話はおばさん集団に戻るが、この間、スイスのラウターブルンネンという駅で、大きな観光バスから降りた日本人観光客の集団を見た。最近、東洋人といえども日本人とは限らず、中国人や韓国人のツアー客も多い。

中国人は、とにかく声が大きい。韓国人と日本人の若者の差はなくなりつつあるが、中年以降の人は服や小物のセンスがちと違う。その時も、その日本人団体客を見ながら、「やっぱり日本人って、何のかんの言っても欧米のマナーにも慣れて、洗練された物腰ね」と思っていたら。

その駅には小さな売店があり、私が水を買おうと思って、ペットボトルの並んだ棚の前に立ったら、ん?何かが背中に当たっている。何だろう、すごく痛い、と思ったら、ギャー!おばちゃん軍団が後ろからすごい勢いで押してるー!その駅から、バスを降りて登山電車に乗る行程になっていたらしく、出発時間までの間、駅の売店に入って買い物がしたかったみたい。

売店のレジは一個。それに長蛇の列なのはいいとしよう。でも、なぜ長蛇の列になるかというと、誰一人ちゃんと正しいお金を渡してないからなのよー!その日がツアー何日目か知らないが、絶対に初日じゃないことは確か。バスの中で、添乗員さんなり現地ガイドさんなりが、硬貨の種類や日本円換算の目安、チップの額なんかを、丁寧にレクチャーしているはず。

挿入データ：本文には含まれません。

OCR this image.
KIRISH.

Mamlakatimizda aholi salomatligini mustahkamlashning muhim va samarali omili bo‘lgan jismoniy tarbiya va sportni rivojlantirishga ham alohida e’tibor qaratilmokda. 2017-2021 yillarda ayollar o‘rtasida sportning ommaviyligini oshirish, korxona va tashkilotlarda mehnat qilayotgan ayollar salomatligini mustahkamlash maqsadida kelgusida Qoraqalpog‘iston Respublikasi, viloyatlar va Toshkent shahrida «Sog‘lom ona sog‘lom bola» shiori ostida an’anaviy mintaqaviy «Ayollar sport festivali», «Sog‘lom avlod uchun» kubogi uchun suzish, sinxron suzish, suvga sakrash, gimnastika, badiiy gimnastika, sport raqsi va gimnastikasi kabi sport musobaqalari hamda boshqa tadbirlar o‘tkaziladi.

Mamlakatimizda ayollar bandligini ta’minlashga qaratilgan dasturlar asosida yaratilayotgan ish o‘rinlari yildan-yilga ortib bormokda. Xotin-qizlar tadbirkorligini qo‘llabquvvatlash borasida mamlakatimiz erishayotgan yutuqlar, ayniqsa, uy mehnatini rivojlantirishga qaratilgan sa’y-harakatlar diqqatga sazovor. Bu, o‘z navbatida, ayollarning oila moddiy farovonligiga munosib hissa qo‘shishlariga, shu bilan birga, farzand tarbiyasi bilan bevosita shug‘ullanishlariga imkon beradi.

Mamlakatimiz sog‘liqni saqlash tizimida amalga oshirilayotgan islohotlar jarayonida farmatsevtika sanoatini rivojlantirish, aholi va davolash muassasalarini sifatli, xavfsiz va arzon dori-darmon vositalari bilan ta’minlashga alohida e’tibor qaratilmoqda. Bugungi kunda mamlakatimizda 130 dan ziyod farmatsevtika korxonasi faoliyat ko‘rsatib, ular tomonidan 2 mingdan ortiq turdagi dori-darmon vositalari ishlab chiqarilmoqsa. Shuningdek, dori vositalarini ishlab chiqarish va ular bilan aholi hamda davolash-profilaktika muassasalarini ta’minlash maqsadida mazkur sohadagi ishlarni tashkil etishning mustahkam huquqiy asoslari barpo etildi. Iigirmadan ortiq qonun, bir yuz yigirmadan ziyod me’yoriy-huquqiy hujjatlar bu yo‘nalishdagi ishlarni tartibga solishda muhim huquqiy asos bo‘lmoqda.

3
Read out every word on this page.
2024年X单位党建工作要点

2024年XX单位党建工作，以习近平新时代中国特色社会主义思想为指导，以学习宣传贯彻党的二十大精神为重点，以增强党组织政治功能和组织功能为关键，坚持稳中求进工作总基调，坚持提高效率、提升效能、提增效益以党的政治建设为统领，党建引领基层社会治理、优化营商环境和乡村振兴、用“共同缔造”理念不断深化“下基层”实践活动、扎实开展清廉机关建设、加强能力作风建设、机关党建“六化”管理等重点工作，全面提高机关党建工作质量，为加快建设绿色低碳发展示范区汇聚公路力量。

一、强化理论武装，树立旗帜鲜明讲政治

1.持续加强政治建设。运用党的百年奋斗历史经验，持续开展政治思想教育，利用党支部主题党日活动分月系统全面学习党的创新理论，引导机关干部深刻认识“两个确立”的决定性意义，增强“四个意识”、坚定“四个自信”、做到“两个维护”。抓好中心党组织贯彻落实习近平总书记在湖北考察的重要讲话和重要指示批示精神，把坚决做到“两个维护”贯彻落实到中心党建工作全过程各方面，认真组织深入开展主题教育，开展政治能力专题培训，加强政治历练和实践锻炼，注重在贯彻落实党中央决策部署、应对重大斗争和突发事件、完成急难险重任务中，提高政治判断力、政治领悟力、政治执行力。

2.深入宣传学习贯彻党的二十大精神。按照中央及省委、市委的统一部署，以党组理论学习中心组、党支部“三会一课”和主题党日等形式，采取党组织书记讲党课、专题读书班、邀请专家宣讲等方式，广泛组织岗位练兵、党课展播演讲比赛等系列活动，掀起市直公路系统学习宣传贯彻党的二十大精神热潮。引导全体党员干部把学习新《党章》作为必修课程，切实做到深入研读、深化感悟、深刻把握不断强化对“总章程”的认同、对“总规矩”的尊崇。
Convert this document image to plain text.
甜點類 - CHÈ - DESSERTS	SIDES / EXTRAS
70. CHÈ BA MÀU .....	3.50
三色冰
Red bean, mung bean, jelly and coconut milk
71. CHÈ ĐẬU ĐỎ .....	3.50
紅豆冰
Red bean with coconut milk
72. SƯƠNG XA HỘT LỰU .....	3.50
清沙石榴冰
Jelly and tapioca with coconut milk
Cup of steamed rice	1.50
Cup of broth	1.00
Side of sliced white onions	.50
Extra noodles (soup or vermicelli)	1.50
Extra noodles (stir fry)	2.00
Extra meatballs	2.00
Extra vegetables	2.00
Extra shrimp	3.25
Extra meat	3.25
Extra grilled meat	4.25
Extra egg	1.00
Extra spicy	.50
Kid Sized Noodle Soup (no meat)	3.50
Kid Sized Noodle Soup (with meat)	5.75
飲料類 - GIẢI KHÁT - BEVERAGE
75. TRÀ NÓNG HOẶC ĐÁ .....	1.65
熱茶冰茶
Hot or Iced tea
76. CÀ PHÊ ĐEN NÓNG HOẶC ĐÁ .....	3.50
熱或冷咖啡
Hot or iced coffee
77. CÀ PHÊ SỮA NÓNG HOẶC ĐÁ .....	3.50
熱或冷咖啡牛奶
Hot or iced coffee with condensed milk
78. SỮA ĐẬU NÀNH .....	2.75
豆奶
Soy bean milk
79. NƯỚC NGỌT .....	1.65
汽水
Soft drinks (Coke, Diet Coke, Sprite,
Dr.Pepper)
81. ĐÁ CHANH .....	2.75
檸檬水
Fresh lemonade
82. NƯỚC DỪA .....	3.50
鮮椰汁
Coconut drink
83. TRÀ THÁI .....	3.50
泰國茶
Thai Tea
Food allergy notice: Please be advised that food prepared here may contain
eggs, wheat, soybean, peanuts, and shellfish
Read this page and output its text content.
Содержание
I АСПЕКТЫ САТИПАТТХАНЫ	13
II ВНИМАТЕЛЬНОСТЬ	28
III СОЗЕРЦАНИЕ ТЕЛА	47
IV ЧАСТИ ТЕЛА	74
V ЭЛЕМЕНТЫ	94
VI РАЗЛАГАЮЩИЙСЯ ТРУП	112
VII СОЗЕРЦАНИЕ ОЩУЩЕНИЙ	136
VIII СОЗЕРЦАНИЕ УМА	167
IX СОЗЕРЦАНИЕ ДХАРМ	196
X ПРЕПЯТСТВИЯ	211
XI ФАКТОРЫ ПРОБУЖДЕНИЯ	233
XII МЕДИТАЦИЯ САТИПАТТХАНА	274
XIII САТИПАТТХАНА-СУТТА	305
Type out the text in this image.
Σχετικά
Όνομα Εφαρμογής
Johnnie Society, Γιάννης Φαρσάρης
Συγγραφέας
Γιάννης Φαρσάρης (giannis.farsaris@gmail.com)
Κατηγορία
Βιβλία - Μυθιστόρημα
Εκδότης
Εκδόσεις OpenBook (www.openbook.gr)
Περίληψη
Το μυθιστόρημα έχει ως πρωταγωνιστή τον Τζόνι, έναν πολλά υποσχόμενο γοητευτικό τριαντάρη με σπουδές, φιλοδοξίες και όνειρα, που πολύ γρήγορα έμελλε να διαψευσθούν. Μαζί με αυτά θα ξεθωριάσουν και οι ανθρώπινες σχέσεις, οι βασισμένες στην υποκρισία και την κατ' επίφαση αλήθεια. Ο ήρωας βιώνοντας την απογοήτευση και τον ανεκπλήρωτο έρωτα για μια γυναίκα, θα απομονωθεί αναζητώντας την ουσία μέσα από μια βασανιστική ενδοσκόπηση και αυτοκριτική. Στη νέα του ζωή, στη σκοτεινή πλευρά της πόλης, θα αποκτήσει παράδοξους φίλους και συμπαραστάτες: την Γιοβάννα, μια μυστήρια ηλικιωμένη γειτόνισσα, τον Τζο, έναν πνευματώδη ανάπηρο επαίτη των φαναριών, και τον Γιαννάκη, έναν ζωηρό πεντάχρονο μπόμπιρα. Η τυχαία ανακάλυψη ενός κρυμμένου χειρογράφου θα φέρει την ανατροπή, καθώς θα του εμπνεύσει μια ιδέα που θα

いやそもそも、例えば値札に「2.1」と書いてあったら、まずは慣れるまで2フラン以上の、大きめの額のコインを渡せばいいんじゃないのかい。何年文明人をやってるのよ。手のひらに小銭を並べて、黙って店員さんの目の前に差し出すとは、「初めてのおつかい」か。

私の前に並んだおばさんは、なぜか私に対して、「これ?これでいいの?」と、2フランのものに対して、5フラン硬貨2枚、1フラン硬貨一枚をみせてきた。そのあまりに押し付けがましい態度には、「私ったらこのグループを引率してたんだわ!」と、勘違いするくらい。「5フラン硬貨でよくってよ」と答えてあげたのに、やはり店員さんに手のひらの小銭を見せるやり方を採用しやがった。コラーッ!

もし私か、店員さんがミスターマリックだったら、その5フラン硬貨は2枚とも消えていたと思いなさい!